Well yeah that is actually the kicker isn't it.
@Diogenes are you budgeted for a a home with a big garage and a killer car? Or are you just kicking the tires?
Life needs to be sorted out. Grappling with this challenge is hard.
On this forum and elsewhere, we incessantly discuss SWR, IRMAA, asset allocation and the like. How to balance money and life. There is assumption of a certain normalcy of life, a certain balance between paper assets and the physical. Then one mentions, even loosely and glancingly, an alternative scenario, where a person might be in the highest income tax bracket by a very substantial margin, and yet, live like a Rohingya refugee in a tent on the Bangladeshi border. The reaction is somewhere between incredulous and insulting. But it's actually lived reality. Dealing with that lived reality is... well, it is what it is.

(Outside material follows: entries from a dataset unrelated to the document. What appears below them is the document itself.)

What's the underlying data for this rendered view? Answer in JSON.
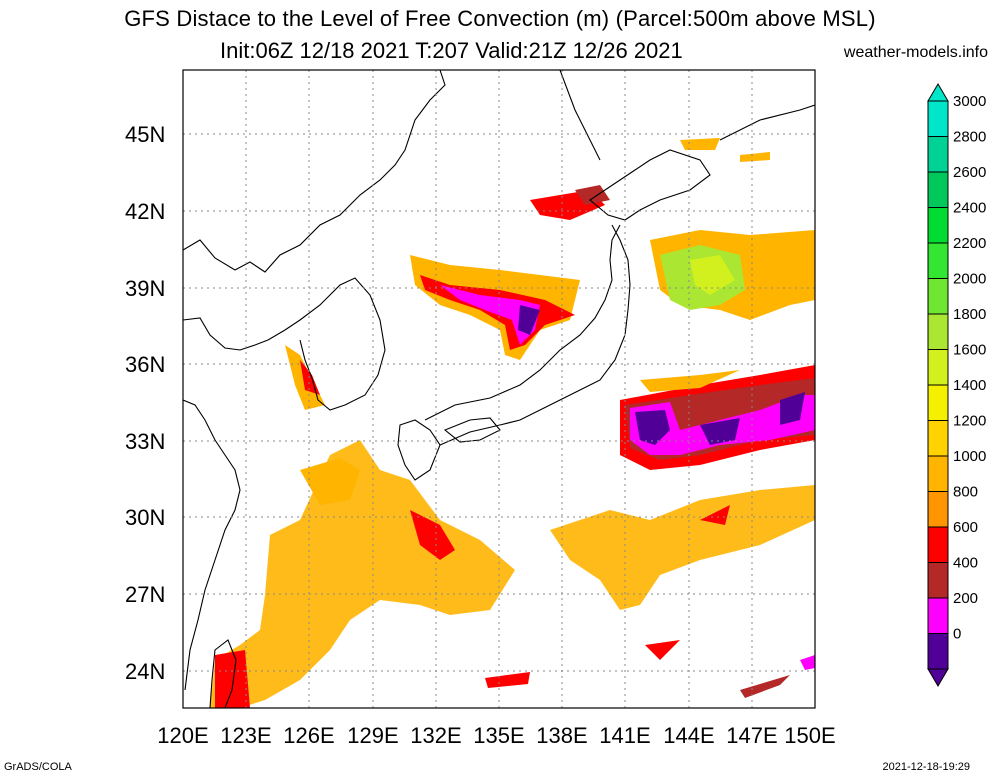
{
  "title": {
    "line1": "GFS Distace to the Level of Free Convection (m) (Parcel:500m above MSL)",
    "line2": "Init:06Z 12/18 2021 T:207 Valid:21Z 12/26 2021",
    "credit": "weather-models.info"
  },
  "footer": {
    "left": "GrADS/COLA",
    "right": "2021-12-18-19:29"
  },
  "axes": {
    "lat_labels": [
      "45N",
      "42N",
      "39N",
      "36N",
      "33N",
      "30N",
      "27N",
      "24N"
    ],
    "lon_labels": [
      "120E",
      "123E",
      "126E",
      "129E",
      "132E",
      "135E",
      "138E",
      "141E",
      "144E",
      "147E",
      "150E"
    ]
  },
  "colorbar": {
    "labels": [
      "3000",
      "2800",
      "2600",
      "2400",
      "2200",
      "2000",
      "1800",
      "1600",
      "1400",
      "1200",
      "1000",
      "800",
      "600",
      "400",
      "200",
      "0"
    ],
    "colors": [
      "#00e6c8",
      "#00d296",
      "#00c85a",
      "#00dc32",
      "#32e632",
      "#6ee632",
      "#aae632",
      "#d2f01e",
      "#f5f000",
      "#ffd200",
      "#ffb400",
      "#ff9600",
      "#ff0000",
      "#b42828",
      "#ff00ff",
      "#500096"
    ]
  }
}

Here's the thing... most folks here have families, yes? That means family responsibilities, like having indoor plumbing, so that the Mrs. or the kids, you know, live a dignified life. But if eschewing all of that, one could literally live in a van by the river. Do that for a few decades, and then... one is hit with a realization, that while van-living has certain panache as counter-cultural protest, it is also a bit debilitating and constraining. Then what?
I don't need granite countertops or stainless steel appliances. But I do want a large, tall sheet metal building ("PEMB") with 3-phase power. Maybe a small office and mini-apartment with a toilet, sink and fridge (not all three in the same room). So, the dream is a package deal:
* Solving the "how to I grant myself the liberty to start spending" problem.
* Solving the problem of where and how to "settle down"... mindful of my Barista FIRE job (college professor).
* Solving the real estate problem.
* Solving the knowledge-gap and skill-gap problem.
* Finally, building/buying the dream-car, maintaining it and racing it.